A softball team is an association of people. A labor union is an association of people. Shareholders are the owners of publicly traded limited liability corporations, therefore they are an association of people of a sort, but mostly never meet, and therefore, are not really an association of people, at least not in any real sense.
A corporation is a legislatively created “artificial person,” at least from a legislatively written perspective. A corporation is neither an association of people or a person, but rather, an imaginary business model given life and the legal mechanics to exist and operate by legislative fiat under the legal fiction of “artificial person.”

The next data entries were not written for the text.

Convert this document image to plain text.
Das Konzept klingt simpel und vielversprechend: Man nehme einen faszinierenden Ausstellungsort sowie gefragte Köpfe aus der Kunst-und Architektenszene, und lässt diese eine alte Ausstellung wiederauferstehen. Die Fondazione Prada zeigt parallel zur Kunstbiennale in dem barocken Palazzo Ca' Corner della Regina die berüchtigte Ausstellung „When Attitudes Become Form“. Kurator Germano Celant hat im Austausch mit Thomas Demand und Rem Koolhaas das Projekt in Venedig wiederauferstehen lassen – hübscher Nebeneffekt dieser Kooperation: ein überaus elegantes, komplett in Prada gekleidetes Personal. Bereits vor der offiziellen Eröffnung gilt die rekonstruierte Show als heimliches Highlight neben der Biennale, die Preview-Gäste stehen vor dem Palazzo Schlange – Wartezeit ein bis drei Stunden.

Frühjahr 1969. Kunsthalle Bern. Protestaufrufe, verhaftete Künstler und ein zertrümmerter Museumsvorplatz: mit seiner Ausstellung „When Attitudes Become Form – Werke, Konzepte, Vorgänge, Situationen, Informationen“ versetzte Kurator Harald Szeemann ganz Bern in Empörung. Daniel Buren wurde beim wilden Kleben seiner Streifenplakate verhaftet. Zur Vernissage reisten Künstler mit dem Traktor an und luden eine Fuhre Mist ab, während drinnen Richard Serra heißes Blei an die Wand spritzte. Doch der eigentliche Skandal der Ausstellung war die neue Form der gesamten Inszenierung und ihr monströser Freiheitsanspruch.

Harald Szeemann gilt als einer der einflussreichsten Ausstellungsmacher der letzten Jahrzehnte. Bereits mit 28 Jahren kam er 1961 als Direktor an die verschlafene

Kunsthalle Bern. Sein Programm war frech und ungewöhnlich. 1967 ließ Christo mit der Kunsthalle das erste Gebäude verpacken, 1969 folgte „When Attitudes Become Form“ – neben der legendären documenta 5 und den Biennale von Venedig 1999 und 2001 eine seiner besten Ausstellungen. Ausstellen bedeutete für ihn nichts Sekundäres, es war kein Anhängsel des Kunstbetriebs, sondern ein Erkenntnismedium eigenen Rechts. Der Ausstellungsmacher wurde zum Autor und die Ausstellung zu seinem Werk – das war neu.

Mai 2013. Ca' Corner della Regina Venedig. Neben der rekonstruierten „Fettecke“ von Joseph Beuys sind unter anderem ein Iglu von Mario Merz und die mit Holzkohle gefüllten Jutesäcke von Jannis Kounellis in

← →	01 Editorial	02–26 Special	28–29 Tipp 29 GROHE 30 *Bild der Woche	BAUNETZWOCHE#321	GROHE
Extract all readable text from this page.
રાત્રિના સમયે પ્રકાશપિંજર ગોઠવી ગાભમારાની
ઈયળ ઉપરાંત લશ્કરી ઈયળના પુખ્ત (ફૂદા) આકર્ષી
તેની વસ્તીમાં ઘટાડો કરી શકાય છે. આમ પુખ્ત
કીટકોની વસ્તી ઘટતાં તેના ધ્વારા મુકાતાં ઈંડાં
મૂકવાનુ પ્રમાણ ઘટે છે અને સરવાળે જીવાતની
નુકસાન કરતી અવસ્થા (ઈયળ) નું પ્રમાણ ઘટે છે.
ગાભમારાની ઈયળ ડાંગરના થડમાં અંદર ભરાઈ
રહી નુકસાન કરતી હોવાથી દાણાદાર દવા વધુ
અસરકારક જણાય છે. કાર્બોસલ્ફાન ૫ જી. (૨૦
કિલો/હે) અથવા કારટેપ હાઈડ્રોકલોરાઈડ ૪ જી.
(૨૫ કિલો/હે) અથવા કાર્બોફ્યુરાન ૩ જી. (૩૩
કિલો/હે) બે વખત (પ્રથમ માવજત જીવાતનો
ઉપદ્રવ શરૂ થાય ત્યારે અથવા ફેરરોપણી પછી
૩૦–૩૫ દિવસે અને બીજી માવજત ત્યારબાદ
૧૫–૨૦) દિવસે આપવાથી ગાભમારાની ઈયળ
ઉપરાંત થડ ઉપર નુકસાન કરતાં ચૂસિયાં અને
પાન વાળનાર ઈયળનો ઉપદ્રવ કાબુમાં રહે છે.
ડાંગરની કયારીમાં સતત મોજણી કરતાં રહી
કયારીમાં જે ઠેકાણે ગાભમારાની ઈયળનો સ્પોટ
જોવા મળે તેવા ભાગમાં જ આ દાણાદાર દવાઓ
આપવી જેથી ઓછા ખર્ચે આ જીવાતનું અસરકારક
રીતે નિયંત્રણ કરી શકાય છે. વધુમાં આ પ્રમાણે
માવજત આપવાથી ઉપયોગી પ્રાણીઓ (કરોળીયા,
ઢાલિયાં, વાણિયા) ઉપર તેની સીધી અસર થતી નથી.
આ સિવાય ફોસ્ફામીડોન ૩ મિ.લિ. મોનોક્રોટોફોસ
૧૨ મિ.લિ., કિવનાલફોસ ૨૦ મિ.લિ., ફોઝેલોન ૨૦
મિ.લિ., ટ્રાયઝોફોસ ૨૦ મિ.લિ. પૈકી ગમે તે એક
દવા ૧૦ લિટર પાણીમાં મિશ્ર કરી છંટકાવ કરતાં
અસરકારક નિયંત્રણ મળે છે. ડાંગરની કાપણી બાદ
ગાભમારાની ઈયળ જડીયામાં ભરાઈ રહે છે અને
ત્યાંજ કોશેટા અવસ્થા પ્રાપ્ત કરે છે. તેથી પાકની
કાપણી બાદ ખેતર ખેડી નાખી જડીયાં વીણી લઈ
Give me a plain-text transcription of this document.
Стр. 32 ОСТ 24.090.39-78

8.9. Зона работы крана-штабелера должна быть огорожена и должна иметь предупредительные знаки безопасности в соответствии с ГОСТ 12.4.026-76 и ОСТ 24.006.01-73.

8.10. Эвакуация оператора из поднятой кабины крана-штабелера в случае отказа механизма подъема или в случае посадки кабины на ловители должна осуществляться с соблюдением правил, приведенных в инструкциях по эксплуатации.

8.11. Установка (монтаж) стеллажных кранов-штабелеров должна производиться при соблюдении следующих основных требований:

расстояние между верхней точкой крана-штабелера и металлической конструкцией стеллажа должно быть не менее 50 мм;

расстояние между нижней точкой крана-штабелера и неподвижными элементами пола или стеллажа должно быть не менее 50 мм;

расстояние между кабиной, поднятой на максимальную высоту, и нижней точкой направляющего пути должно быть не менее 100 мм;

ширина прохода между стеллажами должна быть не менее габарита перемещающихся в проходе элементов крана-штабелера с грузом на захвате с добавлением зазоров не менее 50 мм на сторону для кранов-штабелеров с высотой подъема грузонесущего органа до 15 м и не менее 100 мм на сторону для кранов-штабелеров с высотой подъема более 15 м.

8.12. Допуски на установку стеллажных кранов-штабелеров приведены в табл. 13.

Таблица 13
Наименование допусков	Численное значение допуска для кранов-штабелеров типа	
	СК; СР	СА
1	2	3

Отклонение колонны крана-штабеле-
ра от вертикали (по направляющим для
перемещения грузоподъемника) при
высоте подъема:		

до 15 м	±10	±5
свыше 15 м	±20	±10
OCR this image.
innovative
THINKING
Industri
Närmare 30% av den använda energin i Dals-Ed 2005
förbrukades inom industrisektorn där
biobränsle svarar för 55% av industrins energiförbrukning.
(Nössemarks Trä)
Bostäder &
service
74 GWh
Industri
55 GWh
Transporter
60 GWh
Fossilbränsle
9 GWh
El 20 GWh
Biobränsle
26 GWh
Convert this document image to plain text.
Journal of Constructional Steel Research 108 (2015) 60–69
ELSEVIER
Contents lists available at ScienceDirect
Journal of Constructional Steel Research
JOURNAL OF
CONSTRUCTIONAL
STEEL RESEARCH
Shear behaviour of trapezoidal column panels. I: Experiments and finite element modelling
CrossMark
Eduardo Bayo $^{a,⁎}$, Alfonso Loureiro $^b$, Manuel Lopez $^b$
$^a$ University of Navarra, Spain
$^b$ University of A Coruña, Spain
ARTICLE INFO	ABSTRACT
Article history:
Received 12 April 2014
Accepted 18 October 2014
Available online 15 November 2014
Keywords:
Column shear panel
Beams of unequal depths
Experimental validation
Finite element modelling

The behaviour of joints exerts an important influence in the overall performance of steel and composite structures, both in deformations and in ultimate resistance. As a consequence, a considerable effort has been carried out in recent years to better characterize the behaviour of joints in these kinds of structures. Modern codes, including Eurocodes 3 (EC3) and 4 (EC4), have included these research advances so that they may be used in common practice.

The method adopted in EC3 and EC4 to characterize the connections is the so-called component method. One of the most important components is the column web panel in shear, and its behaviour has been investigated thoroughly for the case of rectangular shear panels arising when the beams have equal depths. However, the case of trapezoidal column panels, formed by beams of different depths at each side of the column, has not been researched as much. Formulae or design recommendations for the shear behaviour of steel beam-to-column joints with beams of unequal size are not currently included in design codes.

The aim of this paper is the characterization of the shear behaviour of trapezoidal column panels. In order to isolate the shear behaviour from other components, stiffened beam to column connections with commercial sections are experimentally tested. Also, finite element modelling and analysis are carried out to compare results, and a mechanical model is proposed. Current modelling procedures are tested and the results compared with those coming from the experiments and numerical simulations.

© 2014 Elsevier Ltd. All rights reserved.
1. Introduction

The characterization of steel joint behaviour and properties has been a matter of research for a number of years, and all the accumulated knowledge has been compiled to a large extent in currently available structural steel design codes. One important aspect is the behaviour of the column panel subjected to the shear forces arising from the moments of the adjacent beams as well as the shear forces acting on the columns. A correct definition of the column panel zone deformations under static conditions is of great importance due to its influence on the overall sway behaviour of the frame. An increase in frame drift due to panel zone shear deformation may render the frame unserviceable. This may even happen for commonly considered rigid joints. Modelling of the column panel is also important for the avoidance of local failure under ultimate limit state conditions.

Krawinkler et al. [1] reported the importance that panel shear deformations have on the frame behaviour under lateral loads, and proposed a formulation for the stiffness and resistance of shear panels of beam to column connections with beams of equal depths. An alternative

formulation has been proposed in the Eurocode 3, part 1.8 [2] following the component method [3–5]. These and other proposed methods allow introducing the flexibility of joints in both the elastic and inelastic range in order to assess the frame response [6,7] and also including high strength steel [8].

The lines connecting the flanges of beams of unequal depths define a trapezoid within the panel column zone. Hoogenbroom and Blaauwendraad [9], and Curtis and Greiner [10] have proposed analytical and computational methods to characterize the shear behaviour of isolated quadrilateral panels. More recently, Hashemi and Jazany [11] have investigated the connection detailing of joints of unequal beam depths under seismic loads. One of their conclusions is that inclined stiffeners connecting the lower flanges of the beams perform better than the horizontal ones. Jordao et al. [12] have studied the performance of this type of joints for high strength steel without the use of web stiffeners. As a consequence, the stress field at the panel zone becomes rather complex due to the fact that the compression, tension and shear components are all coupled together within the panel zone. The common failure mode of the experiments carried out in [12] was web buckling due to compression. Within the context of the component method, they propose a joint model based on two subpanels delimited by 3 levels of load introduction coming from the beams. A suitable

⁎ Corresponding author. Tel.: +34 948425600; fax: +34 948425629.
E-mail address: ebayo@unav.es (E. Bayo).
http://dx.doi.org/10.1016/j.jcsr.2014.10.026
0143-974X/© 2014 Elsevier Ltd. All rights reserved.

This brings up an interesting puzzle. If the shareholders are the owners of the “artificial persons” known as corporations, and the US Supreme Court says these artificial persons have the same rights as organic persons, then would not the ownership of corporations by the shareholders be in violation of the 13th amendment which bans the ownership of one person by another? And how can a corporation have such rights if it cannot function in such simple ways as envisioned by the founders as voting? No, corporations are not persons or associations since the associations of shareholders have been ruled as being distinct from corporations.
Besides, the US constitution grants only individual rights, not group rights.
Another point needs to be made; does anybody really think the founders thought you could legislatively create anything out of thin air, label it an artificial person, and then it could be considered a person with all the legal rights and responsibilities of human beings? I don’t think so.
Most likely, a corrupt politician devised the term “artificial person” knowing that a court corrupted by big money would rule such a thing to be equal to an organic person. That’s like creating an artificial person such as a robot, legally labeling it as such, and giving it constitutional rights. Do you really think a court would rule in the robot’s favor if it demanded full constitutional rights? Okay, it might happen if there was a big push by big money to do so, which is something the corporate wing of the US Supreme court seems to favor.
But what if politicians legislatively changed the labels of raccoons or rocks to “artificial persons.” Would the corporate wing of the US Supreme Court rule that artificial humans formerly known as raccoons and rocks have all the legal rights the US Constitution grants even if big money was behind it? I don’t think so.
This suggests the people of the 0.1 percent are the majority shareholders in the US Supreme Court, as well as other judicial markets.
Only rich people looking for a way to rip off the American public could have corrupted the legislative process and the court system to get their artificial person constitutional rights for only they have sufficient money to do so.